靖安言闭着眼,双手用力地将剑锋推进他的心口,察觉到闷哼声,再度往里推了一寸。
鲜血如注自他唇角滴落,勒乌图张张口,带着满嘴血腥:“这怎么……可能……”
“本来想着被巨蟒弄死就可以了,后来觉得,不对,我有仇没有报。”靖安言笑了,“老头儿,父亲,阿娘,姐姐,你们在天上看好了。”

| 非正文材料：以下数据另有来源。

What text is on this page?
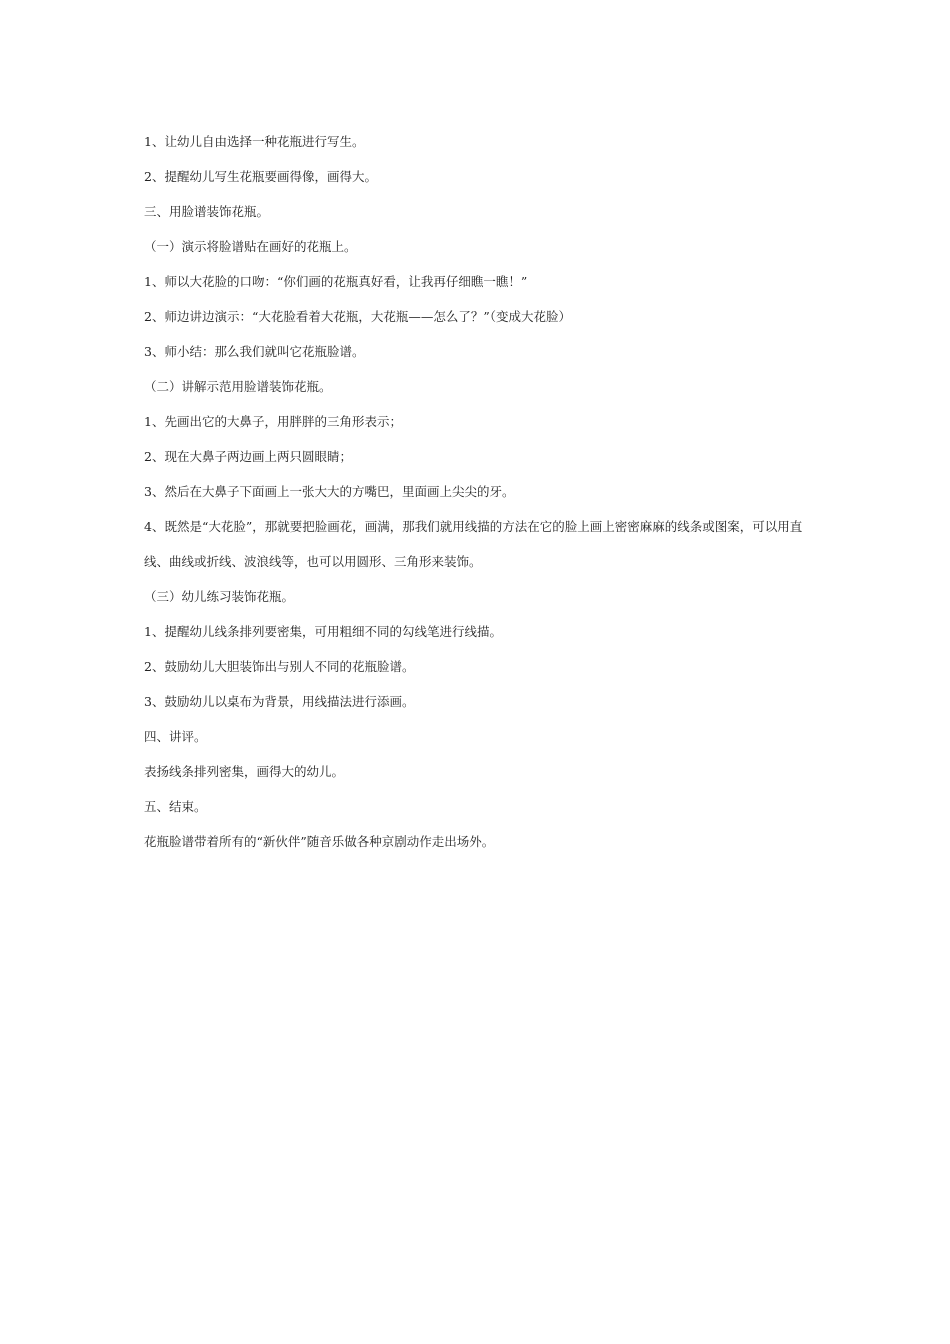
1、让幼儿自由选择一种花瓶进行写生。

2、提醒幼儿写生花瓶要画得像，画得大。

三、用脸谱装饰花瓶。

（一）演示将脸谱贴在画好的花瓶上。

1、师以大花脸的口吻：“你们画的花瓶真好看，让我再仔细瞧一瞧！”

2、师边讲边演示：“大花脸看着大花瓶，大花瓶——怎么了？”（变成大花脸）

3、师小结：那么我们就叫它花瓶脸谱。

（二）讲解示范用脸谱装饰花瓶。

1、先画出它的大鼻子，用胖胖的三角形表示；

2、现在大鼻子两边画上两只圆眼睛；

3、然后在大鼻子下面画上一张大大的方嘴巴，里面画上尖尖的牙。

4、既然是“大花脸”，那就要把脸画花，画满，那我们就用线描的方法在它的脸上画上密密麻麻的线条或图案，可以用直线、曲线或折线、波浪线等，也可以用圆形、三角形来装饰。

（三）幼儿练习装饰花瓶。

1、提醒幼儿线条排列要密集，可用粗细不同的勾线笔进行线描。

2、鼓励幼儿大胆装饰出与别人不同的花瓶脸谱。

3、鼓励幼儿以桌布为背景，用线描法进行添画。

四、讲评。

表扬线条排列密集，画得大的幼儿。

五、结束。

花瓶脸谱带着所有的“新伙伴”随音乐做各种京剧动作走出场外。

他抽出残云,身如鹞鹰般翻起,如同他在长安舞剑那般,回风流雪,快意风流。
“这一剑,算我赏你的。”剑锋划破他的颈侧,勒乌图重重倒下,至死都不敢置信地瞪大眼睛,“记住我的名字,我叫——”
“靖玄念。”
轰——
这次终于是落雨,豆大的雨水顷刻间将南疆的土地濡湿。
方才还叱咤风云的巨蟒低下头,封长念快速从上头滑下,将摇摇欲坠的靖安言搂在怀里。
“小师叔……小师叔……”
他想伸手去摸靖安言的眼睛,又担心会痛,只好颤抖着在上面僵住。
泪珠滴落在靖安言的脸上,他感受到了,于是摸索着拉住封长念的手:“勒乌图死了吗?”
“死了,死的透透的了。”封长念紧紧抱着他,“你是英雄,靖安言,你做得好,但是、但是……”
但是我好痛啊。
我看着你这副模样,我好痛啊。
靖安言察觉到他的未竟之语,安静地倚在他的怀中,轻柔地摸索他的嘴唇:“不痛的,真的,不痛的。”
“那你抖什么?”封长念拢住他的指尖,“你一直在发抖。”
真要命。
靖安言暗叹一声,道:“我心疼的,我家小长忆哭了,我心疼啊。”
花言巧语,封长念将头埋进他的颈窝,低低哭泣起来。